José drove the herd out of the staked enclosure. The black showed no special disposition to follow. He trotted about at his ease, snuffing at the stakes and bars.

I entered alone. Presently he began to repeat the scene of our first meeting on the prairie. It was not many minutes before we were good friends. He would bear my caresses and my arm about his neck, and that was all for an hour. At last, after a good hour’s work, I persuaded him to accept a halter. Then by gentle seductions I induced him to start and accompany me homeward.

Gerrian and the Mexican looked on in great wonderment.

“Praps that is the best way,” said the modern patriarch, “ef a man has got patience. Looker here, stranger, ain’t you a terrible fellow among women?”

I confessed my want of experience.

“Well, you will be when your time comes. I allowed from seeing you handle that thar hoss, that you had got your hand in on women, — they is the wust devils to tame I ever seed.”


I had made my arrangements to start about the first of September, with the Sacramento mail-riders, a brace of jolly dogs, brave fellows, who, with their scalps as well secured as might be, ran the gauntlet every alternate month to Salt Lake. That was long before the days of coaches. No pony express was dreamed of. A trip across the plains, without escort or caravan, had still some elements of heroism, if it have not to-day.

Meantime one of my ardent partners from San Francisco arrived to take my place at the mine.

“I don’t think that quartz looks quite so goldy as it did at a distance,” said he.

“Well,” said old Gerrian, who had come over to take possession of his share of our bargain; “it is whiter ’n it’s yaller. It does look about as bad off fur slugs as the cellar of an Indiana bank. But I b’leeve in luck, and luck is olluz comin’ at me with its head down and both eyes shet. I’m goan to shove bullocks down this here hole, or the price of bullocks, until I make it pay.”

And it is a fact, that by the aid of Gerrian’ s capital, and improved modern machinery, after a long struggle, the Fulano mine has begun to yield a sober, quiet profit.

My wooing of the black occupied all my leisure during my last few days.
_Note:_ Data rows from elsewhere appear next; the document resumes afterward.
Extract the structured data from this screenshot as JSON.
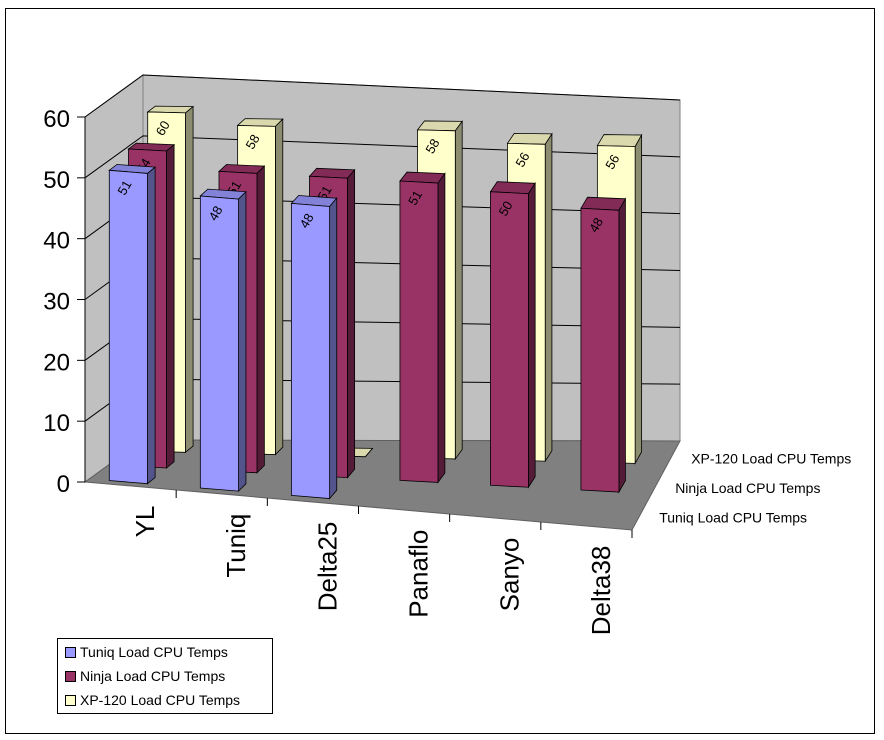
{
  "chart_data": {
    "type": "bar",
    "categories": [
      "YL",
      "Tuniq",
      "Delta25",
      "Panaflo",
      "Sanyo",
      "Delta38"
    ],
    "series": [
      {
        "name": "Tuniq Load CPU Temps",
        "values": [
          51,
          48,
          48,
          null,
          null,
          null
        ],
        "color": "#9999ff"
      },
      {
        "name": "Ninja Load CPU Temps",
        "values": [
          54,
          51,
          51,
          51,
          50,
          48
        ],
        "color": "#993366"
      },
      {
        "name": "XP-120 Load CPU Temps",
        "values": [
          60,
          58,
          0,
          58,
          56,
          56
        ],
        "color": "#ffffcc"
      }
    ],
    "ylim": [
      0,
      60
    ],
    "yticks": [
      "0",
      "10",
      "20",
      "30",
      "40",
      "50",
      "60"
    ],
    "grid": true,
    "legend_position": "bottom-left",
    "data_labels": true,
    "view": "3d-column"
  }
}
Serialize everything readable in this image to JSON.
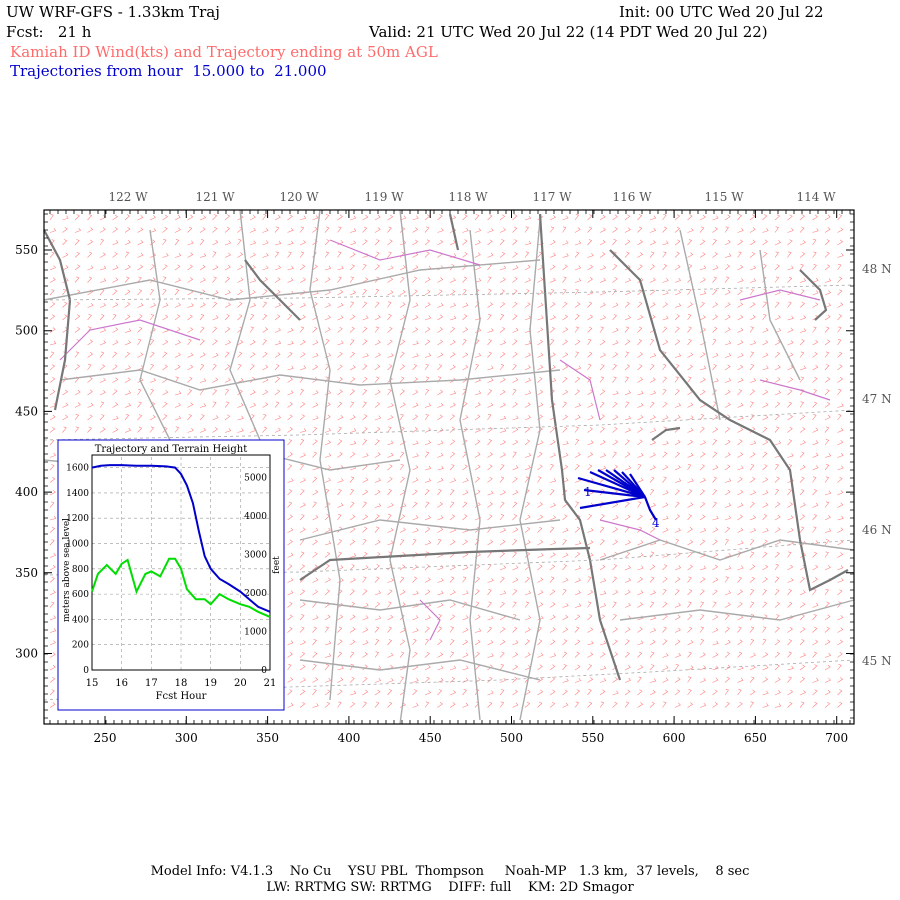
{
  "header": {
    "model_title": "UW WRF-GFS - 1.33km Traj",
    "init_time": "Init: 00 UTC Wed 20 Jul 22",
    "forecast": "Fcst:   21 h",
    "valid_time": "Valid: 21 UTC Wed 20 Jul 22 (14 PDT Wed 20 Jul 22)",
    "field_desc": "Kamiah ID Wind(kts) and Trajectory ending at 50m AGL",
    "traj_desc": "Trajectories from hour  15.000 to  21.000"
  },
  "map": {
    "x_ticks": [
      "250",
      "300",
      "350",
      "400",
      "450",
      "500",
      "550",
      "600",
      "650",
      "700"
    ],
    "y_ticks": [
      "550",
      "500",
      "450",
      "400",
      "350",
      "300"
    ],
    "lon_labels": [
      "122 W",
      "121 W",
      "120 W",
      "119 W",
      "118 W",
      "117 W",
      "116 W",
      "115 W",
      "114 W"
    ],
    "lat_labels": [
      "48 N",
      "47 N",
      "46 N",
      "45 N"
    ],
    "colors": {
      "wind_barbs": "#ff8080",
      "state_borders": "#777777",
      "county_borders": "#aaaaaa",
      "rivers": "#cc77cc",
      "trajectory": "#0000cc"
    },
    "traj_markers": [
      "1",
      "4"
    ]
  },
  "inset": {
    "title": "Trajectory and Terrain Height",
    "y_left_label": "meters above sea level",
    "y_right_label": "feet",
    "x_label": "Fcst Hour",
    "x_ticks": [
      "15",
      "16",
      "17",
      "18",
      "19",
      "20",
      "21"
    ],
    "y_left_ticks": [
      "0",
      "200",
      "400",
      "600",
      "800",
      "1000",
      "1200",
      "1400",
      "1600"
    ],
    "y_right_ticks": [
      "0",
      "1000",
      "2000",
      "3000",
      "4000",
      "5000"
    ]
  },
  "chart_data": {
    "type": "line",
    "title": "Trajectory and Terrain Height",
    "xlabel": "Fcst Hour",
    "ylabel": "meters above sea level",
    "xlim": [
      15,
      21
    ],
    "ylim": [
      0,
      1700
    ],
    "grid": true,
    "series": [
      {
        "color": "#0000cc",
        "x": [
          15.0,
          15.3,
          15.6,
          16.0,
          16.5,
          17.0,
          17.5,
          17.8,
          18.0,
          18.2,
          18.4,
          18.6,
          18.8,
          19.0,
          19.3,
          19.6,
          20.0,
          20.3,
          20.6,
          21.0
        ],
        "y": [
          1600,
          1615,
          1620,
          1620,
          1615,
          1615,
          1610,
          1600,
          1550,
          1460,
          1320,
          1100,
          900,
          800,
          720,
          680,
          620,
          560,
          500,
          460
        ]
      },
      {
        "color": "#00dd00",
        "x": [
          15.0,
          15.2,
          15.5,
          15.8,
          16.0,
          16.2,
          16.5,
          16.8,
          17.0,
          17.3,
          17.6,
          17.8,
          18.0,
          18.2,
          18.5,
          18.8,
          19.0,
          19.3,
          19.6,
          20.0,
          20.3,
          20.6,
          21.0
        ],
        "y": [
          620,
          760,
          830,
          760,
          840,
          870,
          620,
          760,
          780,
          740,
          880,
          880,
          800,
          640,
          560,
          560,
          520,
          600,
          560,
          520,
          500,
          460,
          420
        ]
      }
    ]
  },
  "footer": {
    "line1": "Model Info: V4.1.3    No Cu    YSU PBL  Thompson     Noah-MP   1.3 km,  37 levels,    8 sec",
    "line2": "LW: RRTMG SW: RRTMG    DIFF: full    KM: 2D Smagor"
  }
}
Every day, a circle of Pikes collected to see my management. I hope they took lessons in the law of kindness. The horse was well known throughout the country, and my bargain with Gerrian was noised abroad.

The black would tolerate no one but me. With me he established as close a brotherhood as can be between man and beast. He gave me to understand, by playful protest, that it was only by his good pleasure that I was permitted on his back, and that he endured saddle and bridle; as to spur or whip, they were not thought of by either. He did not obey, but consented. I exercised no control. We were of one mind. We became a Centaur. I loved that horse as I have loved nothing else yet, except the other personages with whom and for whom he acted in this history.

I named him Don Fulano.

I had put my mine into him. He represented to me the whole visible, tangible result of two long, workaday years, dragged out in that dreary spot among the Pikes, with nothing in view except barren hill-sides ravaged by mines, and the unbeautiful shanties of miners as rough as the landscape.

Don Fulano, a horse that would not sell, was my profit for the sternest and roughest work of my life! I looked at him, and looked at the mine, that pile of pretty pebbles, that pile of bogus ore, and I did not regret my bargain. I never have regretted it. “My kingdom for a horse,” — so much of a kingdom as I had, I had given.

But was that all I had gained, — an unsalable horse for two years’ work? All, — unless, perhaps, I conclude to calculate the incalculable; unless I estimate certain moral results I had grasped, and have succeeded in keeping; unless I determine to value patience, purpose, and pluck by dollars and cents. However, I have said enough of myself, and my share in the preparations for the work of my story.

Retire, then, Richard Wade, and enter the real hero of the tale.